In a very bold environmental move, the French climate Ambassador Brice Lalonde served notice to the rest of the European Union that it would be opposing the EU's current position in support of a logging loophole in the Copenhagen Climate Agreement that would allow countries to hide increased emissions from logging, thereby weakening their targets.
France's proposal is for the EU to agree to collectively account for all changes in emissions in its forests since 1990 - the year for which all other sectors are measured. The EU member states that have argued this would result in too many emissions on their books would be helped by sharing the 'burden' of these impacts across all EU countries. France has specifically stepped up to shoulder some of the burden from emissions in other countries.
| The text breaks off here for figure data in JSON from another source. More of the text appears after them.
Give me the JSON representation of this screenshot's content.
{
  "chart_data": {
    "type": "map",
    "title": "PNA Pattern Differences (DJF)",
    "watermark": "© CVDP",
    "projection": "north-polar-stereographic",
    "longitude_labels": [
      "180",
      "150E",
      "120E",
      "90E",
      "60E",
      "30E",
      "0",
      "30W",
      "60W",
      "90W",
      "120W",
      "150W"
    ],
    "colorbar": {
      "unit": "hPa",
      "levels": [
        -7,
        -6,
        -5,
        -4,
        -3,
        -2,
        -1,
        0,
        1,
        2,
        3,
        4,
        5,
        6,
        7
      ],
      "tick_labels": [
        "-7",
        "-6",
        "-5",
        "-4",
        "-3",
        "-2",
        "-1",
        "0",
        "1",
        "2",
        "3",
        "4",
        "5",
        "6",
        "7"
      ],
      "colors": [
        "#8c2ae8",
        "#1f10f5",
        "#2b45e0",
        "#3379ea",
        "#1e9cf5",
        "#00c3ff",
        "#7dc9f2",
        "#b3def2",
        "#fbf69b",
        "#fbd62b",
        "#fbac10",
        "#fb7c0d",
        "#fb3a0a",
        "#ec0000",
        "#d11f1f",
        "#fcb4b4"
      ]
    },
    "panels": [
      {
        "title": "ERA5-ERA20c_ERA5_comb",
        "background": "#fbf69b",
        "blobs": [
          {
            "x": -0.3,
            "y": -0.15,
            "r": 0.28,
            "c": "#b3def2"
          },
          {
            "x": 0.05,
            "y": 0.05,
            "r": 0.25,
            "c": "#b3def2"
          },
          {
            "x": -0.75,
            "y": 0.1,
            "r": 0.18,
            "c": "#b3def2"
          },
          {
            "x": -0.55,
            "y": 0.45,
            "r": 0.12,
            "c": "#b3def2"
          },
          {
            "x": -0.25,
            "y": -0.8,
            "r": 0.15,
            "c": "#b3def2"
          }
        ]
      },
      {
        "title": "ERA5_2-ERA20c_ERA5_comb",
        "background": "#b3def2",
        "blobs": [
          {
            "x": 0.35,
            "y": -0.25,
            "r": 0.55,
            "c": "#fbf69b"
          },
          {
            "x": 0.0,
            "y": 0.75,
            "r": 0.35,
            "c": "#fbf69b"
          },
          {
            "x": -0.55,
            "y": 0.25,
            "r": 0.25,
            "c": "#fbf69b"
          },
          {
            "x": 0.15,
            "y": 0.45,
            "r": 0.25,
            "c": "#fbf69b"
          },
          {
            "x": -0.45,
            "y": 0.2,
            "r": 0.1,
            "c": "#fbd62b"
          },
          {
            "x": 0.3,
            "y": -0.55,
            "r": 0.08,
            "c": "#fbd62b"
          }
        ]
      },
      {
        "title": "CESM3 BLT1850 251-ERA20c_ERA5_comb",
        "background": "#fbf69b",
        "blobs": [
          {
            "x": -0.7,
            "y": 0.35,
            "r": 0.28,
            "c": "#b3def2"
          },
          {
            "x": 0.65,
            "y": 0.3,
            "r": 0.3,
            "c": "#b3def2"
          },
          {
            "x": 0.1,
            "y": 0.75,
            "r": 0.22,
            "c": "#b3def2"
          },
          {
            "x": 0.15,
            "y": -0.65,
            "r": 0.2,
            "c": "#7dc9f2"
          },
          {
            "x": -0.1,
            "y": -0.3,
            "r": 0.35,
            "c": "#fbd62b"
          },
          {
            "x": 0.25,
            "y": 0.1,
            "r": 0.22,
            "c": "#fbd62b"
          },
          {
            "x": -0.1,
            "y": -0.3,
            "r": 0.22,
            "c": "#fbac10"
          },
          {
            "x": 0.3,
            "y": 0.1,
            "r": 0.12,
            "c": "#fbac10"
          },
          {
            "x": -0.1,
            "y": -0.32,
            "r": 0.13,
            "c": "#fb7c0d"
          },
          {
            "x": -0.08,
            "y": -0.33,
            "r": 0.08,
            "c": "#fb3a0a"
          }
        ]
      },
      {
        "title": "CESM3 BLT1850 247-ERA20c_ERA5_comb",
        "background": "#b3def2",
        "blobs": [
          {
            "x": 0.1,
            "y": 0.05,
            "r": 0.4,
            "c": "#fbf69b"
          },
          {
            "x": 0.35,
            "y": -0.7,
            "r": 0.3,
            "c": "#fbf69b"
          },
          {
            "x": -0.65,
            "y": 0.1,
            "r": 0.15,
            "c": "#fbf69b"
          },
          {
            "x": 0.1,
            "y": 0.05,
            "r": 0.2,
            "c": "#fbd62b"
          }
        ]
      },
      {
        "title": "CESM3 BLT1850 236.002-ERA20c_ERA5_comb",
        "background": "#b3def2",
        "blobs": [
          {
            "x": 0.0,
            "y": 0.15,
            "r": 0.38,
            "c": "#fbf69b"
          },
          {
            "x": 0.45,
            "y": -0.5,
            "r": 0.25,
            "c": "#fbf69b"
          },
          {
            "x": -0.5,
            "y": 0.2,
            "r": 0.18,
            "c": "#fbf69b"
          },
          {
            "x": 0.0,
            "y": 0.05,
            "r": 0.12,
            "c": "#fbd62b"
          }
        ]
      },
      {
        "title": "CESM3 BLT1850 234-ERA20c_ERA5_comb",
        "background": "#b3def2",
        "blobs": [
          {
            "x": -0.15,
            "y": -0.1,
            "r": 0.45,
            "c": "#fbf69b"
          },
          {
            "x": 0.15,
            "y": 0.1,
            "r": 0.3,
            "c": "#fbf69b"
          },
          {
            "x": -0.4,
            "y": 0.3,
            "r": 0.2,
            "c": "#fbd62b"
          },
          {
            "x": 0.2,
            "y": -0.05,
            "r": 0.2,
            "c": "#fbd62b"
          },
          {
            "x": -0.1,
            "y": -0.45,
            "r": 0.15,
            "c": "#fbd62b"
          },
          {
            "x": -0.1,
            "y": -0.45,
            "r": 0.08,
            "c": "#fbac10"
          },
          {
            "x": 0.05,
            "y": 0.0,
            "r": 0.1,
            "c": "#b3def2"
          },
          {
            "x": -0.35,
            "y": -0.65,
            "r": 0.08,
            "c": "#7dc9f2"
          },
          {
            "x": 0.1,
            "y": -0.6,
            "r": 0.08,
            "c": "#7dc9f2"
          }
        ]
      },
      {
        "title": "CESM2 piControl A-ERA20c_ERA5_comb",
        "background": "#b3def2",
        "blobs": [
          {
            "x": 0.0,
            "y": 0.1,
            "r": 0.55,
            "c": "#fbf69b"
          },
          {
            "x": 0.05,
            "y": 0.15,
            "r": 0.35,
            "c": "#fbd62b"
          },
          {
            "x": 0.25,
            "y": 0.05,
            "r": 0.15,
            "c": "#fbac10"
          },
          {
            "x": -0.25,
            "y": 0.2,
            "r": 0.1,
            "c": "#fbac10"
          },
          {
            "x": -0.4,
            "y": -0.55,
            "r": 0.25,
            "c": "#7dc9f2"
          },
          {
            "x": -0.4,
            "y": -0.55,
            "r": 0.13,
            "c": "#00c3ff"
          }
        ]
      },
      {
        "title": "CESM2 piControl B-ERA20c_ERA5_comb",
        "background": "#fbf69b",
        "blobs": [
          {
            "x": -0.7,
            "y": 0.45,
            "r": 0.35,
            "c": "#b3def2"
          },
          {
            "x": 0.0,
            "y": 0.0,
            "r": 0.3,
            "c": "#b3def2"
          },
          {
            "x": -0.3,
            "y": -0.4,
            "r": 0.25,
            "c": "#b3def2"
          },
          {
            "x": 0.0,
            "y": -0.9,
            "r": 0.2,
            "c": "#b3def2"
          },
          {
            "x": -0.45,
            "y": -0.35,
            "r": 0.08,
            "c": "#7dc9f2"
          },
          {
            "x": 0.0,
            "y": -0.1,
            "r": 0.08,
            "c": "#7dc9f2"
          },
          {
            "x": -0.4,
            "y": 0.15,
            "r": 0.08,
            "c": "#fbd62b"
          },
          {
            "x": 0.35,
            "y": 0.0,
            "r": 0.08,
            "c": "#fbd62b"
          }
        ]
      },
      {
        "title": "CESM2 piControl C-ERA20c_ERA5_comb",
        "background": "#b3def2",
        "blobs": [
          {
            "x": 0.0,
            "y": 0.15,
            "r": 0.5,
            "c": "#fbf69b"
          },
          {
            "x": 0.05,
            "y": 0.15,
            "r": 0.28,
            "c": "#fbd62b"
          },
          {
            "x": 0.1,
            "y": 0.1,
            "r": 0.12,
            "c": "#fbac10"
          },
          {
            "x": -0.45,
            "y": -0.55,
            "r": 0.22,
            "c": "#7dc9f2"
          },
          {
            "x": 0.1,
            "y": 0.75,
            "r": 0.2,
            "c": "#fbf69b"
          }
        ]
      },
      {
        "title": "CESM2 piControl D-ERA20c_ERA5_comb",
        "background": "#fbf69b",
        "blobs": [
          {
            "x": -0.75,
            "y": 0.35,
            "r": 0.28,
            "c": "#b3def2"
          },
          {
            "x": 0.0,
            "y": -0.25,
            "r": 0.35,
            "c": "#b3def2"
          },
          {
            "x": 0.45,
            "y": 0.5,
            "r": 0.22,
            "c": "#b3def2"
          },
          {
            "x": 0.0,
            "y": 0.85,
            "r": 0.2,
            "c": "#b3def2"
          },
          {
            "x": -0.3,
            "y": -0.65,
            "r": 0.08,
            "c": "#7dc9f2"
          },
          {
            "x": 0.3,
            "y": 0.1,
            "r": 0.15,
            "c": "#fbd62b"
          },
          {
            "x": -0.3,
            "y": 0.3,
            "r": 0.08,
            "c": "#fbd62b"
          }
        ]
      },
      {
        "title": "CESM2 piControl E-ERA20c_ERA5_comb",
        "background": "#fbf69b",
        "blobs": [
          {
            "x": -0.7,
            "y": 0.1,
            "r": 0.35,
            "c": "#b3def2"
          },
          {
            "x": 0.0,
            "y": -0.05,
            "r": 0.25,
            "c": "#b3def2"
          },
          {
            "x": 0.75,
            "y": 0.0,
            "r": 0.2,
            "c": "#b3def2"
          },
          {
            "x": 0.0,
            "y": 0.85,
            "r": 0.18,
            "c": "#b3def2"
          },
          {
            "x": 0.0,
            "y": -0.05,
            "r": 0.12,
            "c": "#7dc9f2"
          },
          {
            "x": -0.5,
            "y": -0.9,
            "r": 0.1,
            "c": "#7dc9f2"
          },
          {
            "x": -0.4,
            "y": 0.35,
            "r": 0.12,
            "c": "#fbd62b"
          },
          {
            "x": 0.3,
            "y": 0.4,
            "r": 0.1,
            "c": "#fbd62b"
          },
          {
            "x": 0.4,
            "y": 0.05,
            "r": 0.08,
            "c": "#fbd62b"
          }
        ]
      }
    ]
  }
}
France made the proposal formally tonight at an EU heads of state meeting in Brussels. If France succeeds in turning the EU's position, it would be a *huge* boost to making forests count in the Copenhagen climate agreement and remove one of the irritant loopholes that undermine real action on climate change.
I had the pleasure to sit in the conference room of the French delegation's office while Ambassador Lalonde made the statement to the press. It was very exciting because, as a colleague put it, "This is a really green move by France in an area usually filled with unrelenting cheating and gloom." This really was the most positive development in the last three years on this issue. I was even moved to congratulate the Ambassador in a French that I can only assume was considered cute rather than convincing.
The move earned France the Ray of the Day award, a new award started by the Climate Action Network at the Copenhagen Climate Conference to honour truly exceptional acts of green that push the negotiations forward.